Dubes Hasan Kleib menjelaskan bahwa Benny Wenda saat diselundupkan dalam pertemuan antara Pemerintah Vanuatu dengan KT HAM sempat menyampaikan satu buku berisi petisi tentang kemerdekaan Papua.

Padahal, pertemuan itu dilakukan dalam rangka pembahasan rekam jejak hak asasi manusia atau Universal Periodic Review (UPR) Vanuatu di Dewan HAM PBB.

"Yang menarik ketika kami berbicara dengan pihak KT HAM, mereka menyatakan bahwa yang diserahkan oleh Benny Wenda itu adalah sebuah buku yang menurut beliau ketika Benny Wenda sudah keluar, dia melihat buku itu tidak ditulis dalam bahasa Inggris dan dalam bahasa yang belum pernah beliau lihat, entah apakah itu bahasa Indonesia atau bukan," ujar Dubes Hasan.

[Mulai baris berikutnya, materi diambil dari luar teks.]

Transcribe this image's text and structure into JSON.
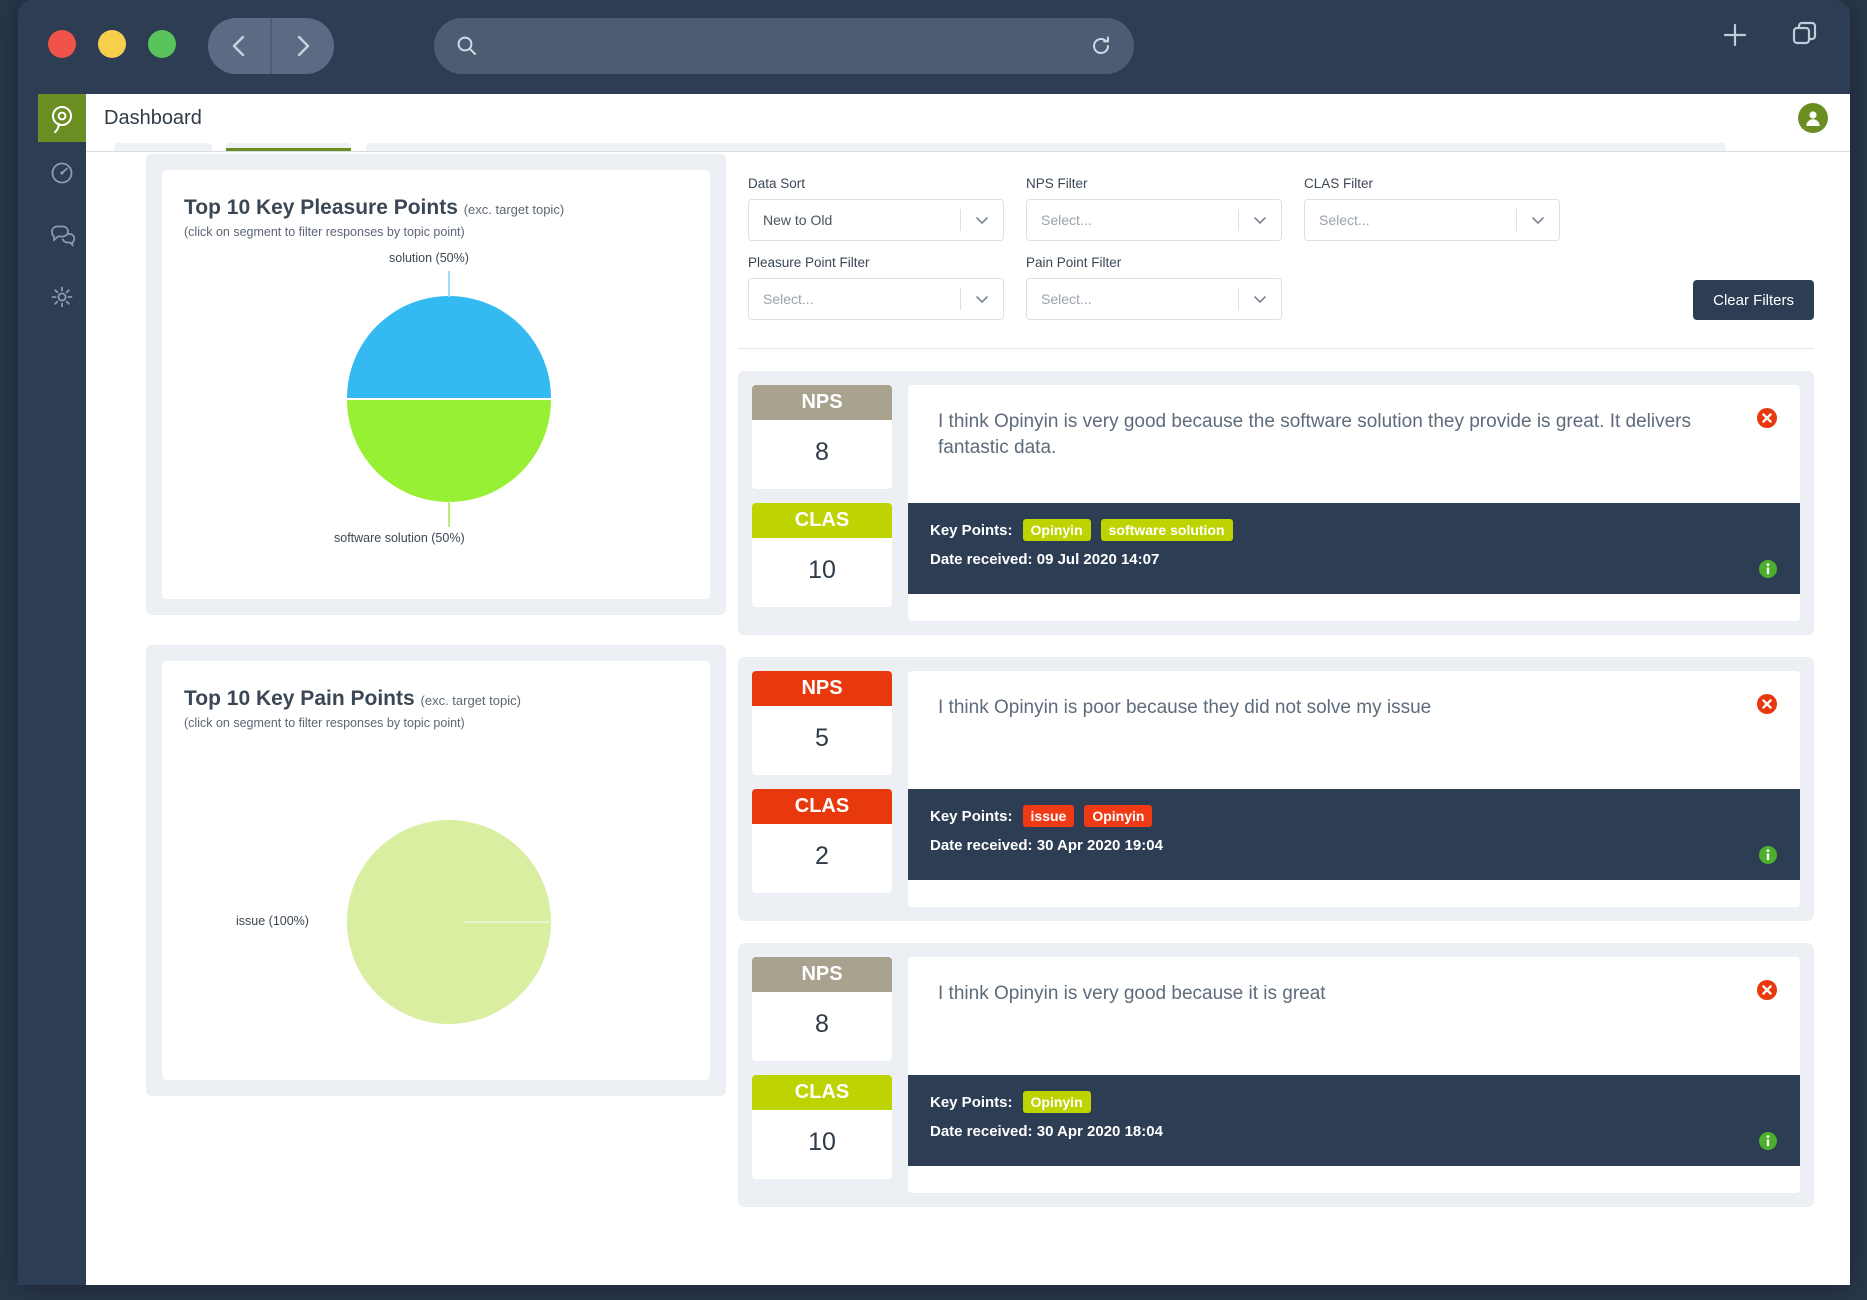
{
  "browser": {
    "back_icon": "chevron-left-icon",
    "forward_icon": "chevron-right-icon",
    "search_icon": "search-icon",
    "reload_icon": "reload-icon",
    "url_value": "",
    "url_placeholder": "",
    "new_tab_icon": "plus-icon",
    "tabs_icon": "copy-tabs-icon"
  },
  "app": {
    "logo_icon": "opinyin-logo-icon",
    "page_title": "Dashboard",
    "avatar_icon": "user-avatar-icon",
    "sidebar": [
      {
        "icon": "speedometer-dashboard-icon",
        "name": "sidebar-item-dashboard"
      },
      {
        "icon": "chat-bubbles-icon",
        "name": "sidebar-item-responses"
      },
      {
        "icon": "gear-settings-icon",
        "name": "sidebar-item-settings"
      }
    ]
  },
  "filters": {
    "data_sort": {
      "label": "Data Sort",
      "value": "New to Old",
      "is_placeholder": false
    },
    "nps": {
      "label": "NPS Filter",
      "value": "Select...",
      "is_placeholder": true
    },
    "clas": {
      "label": "CLAS Filter",
      "value": "Select...",
      "is_placeholder": true
    },
    "pleasure_point": {
      "label": "Pleasure Point Filter",
      "value": "Select...",
      "is_placeholder": true
    },
    "pain_point": {
      "label": "Pain Point Filter",
      "value": "Select...",
      "is_placeholder": true
    },
    "clear_label": "Clear Filters",
    "caret_icon": "chevron-down-icon"
  },
  "charts": [
    {
      "title": "Top 10 Key Pleasure Points",
      "title_suffix": "(exc. target topic)",
      "note": "(click on segment to filter responses by topic point)"
    },
    {
      "title": "Top 10 Key Pain Points",
      "title_suffix": "(exc. target topic)",
      "note": "(click on segment to filter responses by topic point)"
    }
  ],
  "chart_data": [
    {
      "type": "pie",
      "title": "Top 10 Key Pleasure Points (exc. target topic)",
      "subtitle": "(click on segment to filter responses by topic point)",
      "labels": [
        "solution",
        "software solution"
      ],
      "values": [
        50,
        50
      ],
      "value_unit": "%",
      "data_labels": [
        "solution (50%)",
        "software solution (50%)"
      ],
      "colors": [
        "#35b9f1",
        "#97f034"
      ],
      "legend": "none",
      "grid": false
    },
    {
      "type": "pie",
      "title": "Top 10 Key Pain Points (exc. target topic)",
      "subtitle": "(click on segment to filter responses by topic point)",
      "labels": [
        "issue"
      ],
      "values": [
        100
      ],
      "value_unit": "%",
      "data_labels": [
        "issue (100%)"
      ],
      "colors": [
        "#d9eea0"
      ],
      "legend": "none",
      "grid": false
    }
  ],
  "responses": [
    {
      "nps_label": "NPS",
      "nps_value": "8",
      "nps_color": "#a9a28f",
      "clas_label": "CLAS",
      "clas_value": "10",
      "clas_color": "#bdd402",
      "text": "I think Opinyin is very good because the software solution they provide is great. It delivers fantastic data.",
      "key_points_label": "Key Points:",
      "tags": [
        "Opinyin",
        "software solution"
      ],
      "tag_color": "#bdd402",
      "date_label": "Date received:",
      "date_value": "09 Jul 2020 14:07",
      "delete_icon": "delete-circle-icon",
      "info_icon": "info-circle-icon"
    },
    {
      "nps_label": "NPS",
      "nps_value": "5",
      "nps_color": "#e8380d",
      "clas_label": "CLAS",
      "clas_value": "2",
      "clas_color": "#e8380d",
      "text": "I think Opinyin is poor because they did not solve my issue",
      "key_points_label": "Key Points:",
      "tags": [
        "issue",
        "Opinyin"
      ],
      "tag_color": "#ef3a15",
      "date_label": "Date received:",
      "date_value": "30 Apr 2020 19:04",
      "delete_icon": "delete-circle-icon",
      "info_icon": "info-circle-icon"
    },
    {
      "nps_label": "NPS",
      "nps_value": "8",
      "nps_color": "#a9a28f",
      "clas_label": "CLAS",
      "clas_value": "10",
      "clas_color": "#bdd402",
      "text": "I think Opinyin is very good because it is great",
      "key_points_label": "Key Points:",
      "tags": [
        "Opinyin"
      ],
      "tag_color": "#bdd402",
      "date_label": "Date received:",
      "date_value": "30 Apr 2020 18:04",
      "delete_icon": "delete-circle-icon",
      "info_icon": "info-circle-icon"
    }
  ]
}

Menurut dia, petisi yang dibawa dan diserahkan oleh Benny Wenda kepada KT HAM tidak hanya meragukan, namun juga buku berisi petisi tersebut ternyata merupakan salinan dari petisi tahun 2017. Hal itu disampaikan berdasarkan pengamatan tim staf KT HAM PBB yang hadir dalam pertemuan tersebut.

Wakil Tetap RI pun kembali menegaskan bahwa petisi kemerdekaan Papua yang disampaikan oleh Benny Wenda itu tentu tidak akan ditindaklanjuti oleh pihak KT HAM.

"KT HAM tidak memiliki mandat untuk menindaklanjuti petisi yang tidak ada kaitannya dengan masalah HAM. Kalau itu masalah politik tidak akan ditangani dan tidak akan ditindaklanjuti," ujar Dubes Hasan.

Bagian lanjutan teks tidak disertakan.